Crackdown Looms on Tactics Exploiting Busy Lives

Australian Treasury

Australians deserve markets that are fair, transparent and competitive. Yet too often, consumers are being steered into decisions they didn't intend to make, trapped in subscriptions that are hard to cancel or hit with hidden fees at the last click. These are part of a growing pattern of unfair trading practices that distort choice, erode trust and tilt the playing field against honest businesses.

That's why the Albanese government, with support from states and territories, is introducing a ban on unfair trading practices. This reform will outlaw manipulative tactics such as subscription traps and drip pricing, strengthen consumer guarantees and ensure businesses compete on clarity, not confusion.

The way choices are presented matters. Every button, prompt and default setting can influence behaviour. Some firms use this power responsibly. Others use it to frustrate consumers, burying key terms in fine print, making cancellation harder than sign‑up or hiding unavoidable fees until the last step.

Research shows these tactics exploit predictable blind spots: limited attention, fatigue and optimism bias. Australians know the feeling, signing up for a free trial only to be slugged with expensive charges, or spending longer trying to cancel a gym membership than it takes to do a Zumba class. These practices aren't just annoying; they're deliberate strategies.

Take subscription traps. Businesses design sign‑up flows to be quick and easy, but sometimes make leaving slow, confusing or emotionally loaded. Some require phone calls during business hours. Others hide cancellation links behind multiple screens or use messages to guilt consumers into staying. A survey found 3 in 4 Australians with subscriptions had a negative experience trying to cancel. One in 10 gave up altogether and kept paying for something they no longer wanted. The Consumer Policy Research Centre estimates that subscription traps are costing Australians $46 million a year.

Drip pricing is another common trick.
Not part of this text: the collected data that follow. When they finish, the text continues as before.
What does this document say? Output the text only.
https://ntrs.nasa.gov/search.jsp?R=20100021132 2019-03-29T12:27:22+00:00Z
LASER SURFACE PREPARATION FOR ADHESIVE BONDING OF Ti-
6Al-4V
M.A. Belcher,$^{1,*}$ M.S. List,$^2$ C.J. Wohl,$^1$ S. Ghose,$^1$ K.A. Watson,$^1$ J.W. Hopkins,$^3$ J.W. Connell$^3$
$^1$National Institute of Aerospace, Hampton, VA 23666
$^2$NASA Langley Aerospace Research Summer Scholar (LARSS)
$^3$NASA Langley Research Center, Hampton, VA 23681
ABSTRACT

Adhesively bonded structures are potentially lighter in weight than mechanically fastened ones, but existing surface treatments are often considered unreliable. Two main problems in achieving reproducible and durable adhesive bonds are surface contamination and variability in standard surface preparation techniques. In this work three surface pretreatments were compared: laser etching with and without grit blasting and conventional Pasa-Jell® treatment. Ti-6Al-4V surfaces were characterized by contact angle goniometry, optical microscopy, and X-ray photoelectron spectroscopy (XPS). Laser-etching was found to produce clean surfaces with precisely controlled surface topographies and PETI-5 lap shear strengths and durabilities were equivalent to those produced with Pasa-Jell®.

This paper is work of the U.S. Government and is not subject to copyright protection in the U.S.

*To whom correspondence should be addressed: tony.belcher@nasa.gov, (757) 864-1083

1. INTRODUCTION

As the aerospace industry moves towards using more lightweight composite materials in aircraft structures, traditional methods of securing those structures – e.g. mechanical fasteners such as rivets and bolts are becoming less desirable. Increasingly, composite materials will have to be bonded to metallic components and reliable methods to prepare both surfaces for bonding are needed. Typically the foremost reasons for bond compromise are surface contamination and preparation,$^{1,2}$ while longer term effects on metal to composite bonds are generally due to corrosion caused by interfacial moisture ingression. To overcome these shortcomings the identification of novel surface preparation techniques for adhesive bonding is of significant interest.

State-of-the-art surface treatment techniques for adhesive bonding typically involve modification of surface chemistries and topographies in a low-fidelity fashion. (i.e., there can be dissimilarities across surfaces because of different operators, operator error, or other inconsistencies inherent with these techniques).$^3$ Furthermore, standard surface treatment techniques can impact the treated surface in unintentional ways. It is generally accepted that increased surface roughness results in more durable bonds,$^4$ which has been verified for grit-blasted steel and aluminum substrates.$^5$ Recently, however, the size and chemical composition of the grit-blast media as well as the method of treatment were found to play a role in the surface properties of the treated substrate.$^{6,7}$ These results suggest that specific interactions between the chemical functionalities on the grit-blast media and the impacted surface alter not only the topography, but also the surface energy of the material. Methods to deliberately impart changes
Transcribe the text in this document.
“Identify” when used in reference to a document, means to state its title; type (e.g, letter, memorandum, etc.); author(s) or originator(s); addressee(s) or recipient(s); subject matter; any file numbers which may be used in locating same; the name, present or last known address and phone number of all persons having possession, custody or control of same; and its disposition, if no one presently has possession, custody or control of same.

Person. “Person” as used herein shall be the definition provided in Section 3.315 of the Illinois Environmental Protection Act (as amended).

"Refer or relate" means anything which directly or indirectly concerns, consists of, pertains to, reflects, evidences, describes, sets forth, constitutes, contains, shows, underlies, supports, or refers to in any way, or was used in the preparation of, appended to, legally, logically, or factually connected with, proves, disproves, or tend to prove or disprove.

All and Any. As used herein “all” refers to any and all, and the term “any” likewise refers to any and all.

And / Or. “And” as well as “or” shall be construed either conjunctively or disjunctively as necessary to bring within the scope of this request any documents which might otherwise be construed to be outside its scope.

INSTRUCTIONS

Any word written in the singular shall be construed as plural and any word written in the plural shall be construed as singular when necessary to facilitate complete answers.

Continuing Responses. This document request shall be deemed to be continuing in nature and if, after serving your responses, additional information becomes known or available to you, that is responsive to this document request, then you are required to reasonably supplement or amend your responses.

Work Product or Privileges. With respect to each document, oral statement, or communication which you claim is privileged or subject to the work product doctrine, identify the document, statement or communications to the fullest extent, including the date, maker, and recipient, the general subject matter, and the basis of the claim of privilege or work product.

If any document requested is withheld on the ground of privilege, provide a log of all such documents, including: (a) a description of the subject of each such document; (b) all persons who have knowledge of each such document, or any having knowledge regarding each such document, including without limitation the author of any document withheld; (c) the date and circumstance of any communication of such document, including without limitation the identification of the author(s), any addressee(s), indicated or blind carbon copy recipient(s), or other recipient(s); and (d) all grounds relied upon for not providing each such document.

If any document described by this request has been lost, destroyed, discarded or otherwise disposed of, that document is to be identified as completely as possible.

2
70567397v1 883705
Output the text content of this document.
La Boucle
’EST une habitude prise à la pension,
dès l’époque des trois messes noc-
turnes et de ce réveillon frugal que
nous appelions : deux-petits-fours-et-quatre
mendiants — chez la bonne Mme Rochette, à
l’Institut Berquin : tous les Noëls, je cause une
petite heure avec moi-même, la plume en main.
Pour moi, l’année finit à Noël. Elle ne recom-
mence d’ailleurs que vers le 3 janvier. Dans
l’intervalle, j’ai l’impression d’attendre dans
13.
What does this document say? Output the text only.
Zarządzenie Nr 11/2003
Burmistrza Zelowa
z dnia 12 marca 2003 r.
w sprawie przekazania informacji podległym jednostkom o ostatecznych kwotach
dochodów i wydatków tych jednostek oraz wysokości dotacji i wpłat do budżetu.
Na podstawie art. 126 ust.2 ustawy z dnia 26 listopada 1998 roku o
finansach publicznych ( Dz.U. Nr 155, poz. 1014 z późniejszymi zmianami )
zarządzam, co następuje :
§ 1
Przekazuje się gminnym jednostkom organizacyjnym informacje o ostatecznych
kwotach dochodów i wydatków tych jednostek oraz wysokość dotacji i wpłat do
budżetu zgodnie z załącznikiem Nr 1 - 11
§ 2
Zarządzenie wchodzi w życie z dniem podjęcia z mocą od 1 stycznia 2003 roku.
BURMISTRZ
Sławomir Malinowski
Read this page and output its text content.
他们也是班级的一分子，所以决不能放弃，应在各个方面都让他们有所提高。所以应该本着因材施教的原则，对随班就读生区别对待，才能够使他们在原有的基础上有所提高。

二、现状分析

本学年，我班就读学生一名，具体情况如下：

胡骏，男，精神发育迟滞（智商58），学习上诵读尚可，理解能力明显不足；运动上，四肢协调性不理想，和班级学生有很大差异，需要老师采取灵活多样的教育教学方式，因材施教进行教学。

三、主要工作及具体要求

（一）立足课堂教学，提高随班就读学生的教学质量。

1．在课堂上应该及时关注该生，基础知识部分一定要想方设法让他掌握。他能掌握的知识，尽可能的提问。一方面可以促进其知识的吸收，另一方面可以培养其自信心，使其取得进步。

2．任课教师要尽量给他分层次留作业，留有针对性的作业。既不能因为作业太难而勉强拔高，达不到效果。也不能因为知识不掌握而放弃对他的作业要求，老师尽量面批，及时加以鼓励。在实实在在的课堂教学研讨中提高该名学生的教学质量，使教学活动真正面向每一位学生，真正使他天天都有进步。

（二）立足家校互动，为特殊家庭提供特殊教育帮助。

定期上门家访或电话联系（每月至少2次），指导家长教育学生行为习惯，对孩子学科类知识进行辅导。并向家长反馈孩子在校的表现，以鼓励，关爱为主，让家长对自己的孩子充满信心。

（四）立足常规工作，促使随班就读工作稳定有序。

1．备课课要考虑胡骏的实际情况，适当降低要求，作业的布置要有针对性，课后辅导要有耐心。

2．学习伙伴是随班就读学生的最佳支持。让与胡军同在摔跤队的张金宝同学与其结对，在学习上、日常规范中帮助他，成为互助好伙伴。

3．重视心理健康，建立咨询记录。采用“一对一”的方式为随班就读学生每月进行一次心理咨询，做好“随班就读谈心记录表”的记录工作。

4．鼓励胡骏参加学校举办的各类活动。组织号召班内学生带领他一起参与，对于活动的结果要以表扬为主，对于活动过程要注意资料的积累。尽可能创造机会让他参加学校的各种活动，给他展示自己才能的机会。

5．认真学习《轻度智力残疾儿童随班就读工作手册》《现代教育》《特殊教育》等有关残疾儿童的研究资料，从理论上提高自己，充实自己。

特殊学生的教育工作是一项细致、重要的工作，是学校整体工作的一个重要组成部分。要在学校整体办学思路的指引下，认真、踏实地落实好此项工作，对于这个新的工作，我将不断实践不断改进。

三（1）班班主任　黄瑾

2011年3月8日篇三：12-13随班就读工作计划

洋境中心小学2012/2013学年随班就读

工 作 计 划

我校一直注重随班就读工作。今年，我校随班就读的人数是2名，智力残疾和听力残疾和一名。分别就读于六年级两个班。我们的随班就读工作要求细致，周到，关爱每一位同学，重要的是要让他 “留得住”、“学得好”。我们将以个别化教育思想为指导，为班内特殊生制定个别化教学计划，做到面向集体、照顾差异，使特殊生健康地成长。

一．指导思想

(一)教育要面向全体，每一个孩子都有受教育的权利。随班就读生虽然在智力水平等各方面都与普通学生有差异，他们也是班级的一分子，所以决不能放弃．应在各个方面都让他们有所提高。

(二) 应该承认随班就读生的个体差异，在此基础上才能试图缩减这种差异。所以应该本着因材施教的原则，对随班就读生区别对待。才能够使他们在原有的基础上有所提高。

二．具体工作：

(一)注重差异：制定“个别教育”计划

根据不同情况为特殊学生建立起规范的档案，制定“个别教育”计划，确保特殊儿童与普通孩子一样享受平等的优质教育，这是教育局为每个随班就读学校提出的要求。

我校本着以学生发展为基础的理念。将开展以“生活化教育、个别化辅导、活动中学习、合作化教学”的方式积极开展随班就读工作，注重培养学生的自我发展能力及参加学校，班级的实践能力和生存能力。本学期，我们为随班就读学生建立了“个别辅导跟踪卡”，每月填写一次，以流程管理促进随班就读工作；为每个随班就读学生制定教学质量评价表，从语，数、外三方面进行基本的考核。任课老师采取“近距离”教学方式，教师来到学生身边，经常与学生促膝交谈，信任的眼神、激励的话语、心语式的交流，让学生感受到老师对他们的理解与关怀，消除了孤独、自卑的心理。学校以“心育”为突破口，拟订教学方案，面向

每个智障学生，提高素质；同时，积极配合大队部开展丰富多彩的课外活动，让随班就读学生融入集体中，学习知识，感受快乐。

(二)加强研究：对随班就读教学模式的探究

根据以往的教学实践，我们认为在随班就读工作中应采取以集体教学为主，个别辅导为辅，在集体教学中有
In one case, a concert ticket advertised at $89 ended up costing $129 once 'handling' and 'guarantee' fees were added. In another, a home internet plan didn't look so cheap when a $79 set‑up fee surfaced late in the sign‑up process. These hidden charges waste time, inflate costs and make honest businesses look expensive by comparison.

Markets run on trust. When people feel misled, confidence erodes, not just in individual firms, but in the system as a whole. And when opacity becomes a competitive advantage, businesses that play fair are forced to choose between losing customers or adopting the same tricks.

Our reforms will restore fairness and level the playing field. Businesses will be required to disclose key subscription terms upfront, send timely reminders and make cancellation as easy as sign‑up. Mandatory fees must be shown clearly at the start of a transaction, not buried at the end. We're also toughening consumer guarantee laws.

When products fail, Australians should get the refunds, repairs or replacements they're entitled to. Under the changes, businesses that don't comply will face civil penalties, and regulators will have stronger powers. Manufacturers will be required to indemnify suppliers for the cost of providing remedies, so small businesses aren't left out of pocket for doing the right thing.

This is about more than dollars and cents. It's about the culture of our markets.

Australians should be able to trust that prices are what they seem, that leaving a service is as easy as joining, and that design supports intention rather than undermining it. When clarity becomes the norm, trust grows and consumers win.